Peut-on confier à un logiciel informatique le jugement des crimes et délits ? Petite histoire édifiante sur ce que pourrait être la justice prédictive…
« Mesdames et Messieurs les jurés, l’accusé, 50 ans, se tient devant vous pour répondre des faits d’assassinat sur une personne vulnérable. Aucune circonstance atténuante ne lui sera accordée. Il n’a pas d’antécédents psychiatriques. Jouit d’une pension qui lui permet de vivre confortablement dans le pavillon dont il est propriétaire. Il a un chat. Et avoue une passion pour le jardinage.
L’accusé a commis son crime de sang froid sur la personne de sa voisine, Madame Dubreuil, octogénaire, avec laquelle il s’est déjà querellé par le passé, ainsi que le confirment de nombreux témoins. Le sang de cette dernière a été retrouvé en quantité abondante sur un sécateur acheté par l’accusé lui-même.
Le recoupement des données collectées nous permet d’affirmer qu’il s’agit d’un meurtre avec préméditation. En effet, le 21 septembre, l’accusé acquiert l’arme du crime. Le 25, il effectue des recherches compromettantes en ligne : dissimulation d’un corps, durée de décomposition, etc. Le 28, une caméra de surveillance le filme, rôdant de nuit, devant le domicile de sa voisine. Le 29, Madame Dubreuil disparaît sans laisser de traces et la géolocalisation du téléphone de l’accusé coupe précisément à ce moment-là, ce qui laisse à penser qu’il a transporté le corps. La disparition de l’octogénaire sera signalée début octobre et son ADN retrouvé dans le coffre de la camionnette de l’accusé. Rappelons que ce dernier a été arrêté dans sa jeunesse pour coups et blessures volontaires à la suite d’une altercation dans un bar. Plus récemment, les habitants du quartier ont fait état d’insultes adressées à Mme Dubreuil au sujet d’une haie mitoyenne. Une agressivité verbale mais aussi écrite puisqu’une lettre de menaces a été trouvée au domicile de la défunte.

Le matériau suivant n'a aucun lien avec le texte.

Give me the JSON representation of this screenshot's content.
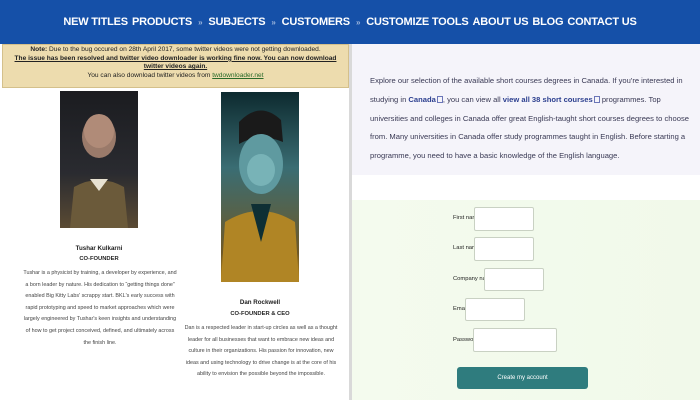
{
  "nav": {
    "items": [
      "NEW TITLES",
      "PRODUCTS",
      "SUBJECTS",
      "CUSTOMERS",
      "CUSTOMIZE TOOLS",
      "ABOUT US",
      "BLOG",
      "CONTACT US"
    ],
    "sep": "»"
  },
  "notice": {
    "line1_bold": "Note:",
    "line1": " Due to the bug occured on 28th April 2017, some twitter videos were not getting downloaded.",
    "line2": "The issue has been resolved and twitter video downloader is working fine now. You can now download twitter videos again.",
    "line3": "You can also download twitter videos from ",
    "line3_link": "twdownloader.net"
  },
  "team": [
    {
      "name": "Tushar Kulkarni",
      "role": "CO-FOUNDER",
      "bio": "Tushar is a physicist by training, a developer by experience, and a born leader by nature. His dedication to “getting things done” enabled Big Kitty Labs' scrappy start. BKL's early success with rapid prototyping and speed to market approaches which were largely engineered by Tushar's keen insights and understanding of how to get project conceived, defined, and ultimately across the finish line."
    },
    {
      "name": "Dan Rockwell",
      "role": "CO-FOUNDER & CEO",
      "bio": "Dan is a respected leader in start-up circles as well as a thought leader for all businesses that want to embrace new ideas and culture in their organizations. His passion for innovation, new ideas and using technology to drive change is at the core of his ability to envision the possible beyond the impossible."
    }
  ],
  "intro": {
    "p1": "Explore our selection of the available short courses degrees in Canada. If you're interested in studying in ",
    "link1": "Canada",
    "p2": ", you can view all ",
    "link2": "view all 38 short courses",
    "p3": " programmes. Top universities and colleges in Canada offer great English-taught short courses degrees to choose from. Many universities in Canada offer study programmes taught in English. Before starting a programme, you need to have a basic knowledge of the English language."
  },
  "form": {
    "first_name": "First name",
    "last_name": "Last name",
    "company_name": "Company name",
    "email": "Email",
    "password": "Password",
    "submit": "Create my account"
  },
  "colors": {
    "nav_bg": "#1550a8",
    "button_bg": "#2f7c7e"
  }
}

Mesdames et Messieurs les jurés, les probabilités sont avec nous. Le logiciel sur lequel nous fondons nos réquisitions conclut à un homicide avec préméditation à 99,7 %. L’affaire est simple. Les faits objectifs. Le comportement du prévenu standardisé. Louons à ce titre l’intelligence numérique qui corrige la subjectivité des magistrats et bride toute entreprise de corruption. Songez au nombre de drames qui auraient pu être évités si un tel outil avait existé du temps de Guy Georges.
L’accusé a frappé une vieille femme sans défense avec une arme blanche. Il ne s’agit pas d’un acte défensif ou commis sous l’emprise de la colère, mais d’un crime calculé.
L’évidence est si flagrante qu’aucune expertise psychologique n’a été versée au dossier.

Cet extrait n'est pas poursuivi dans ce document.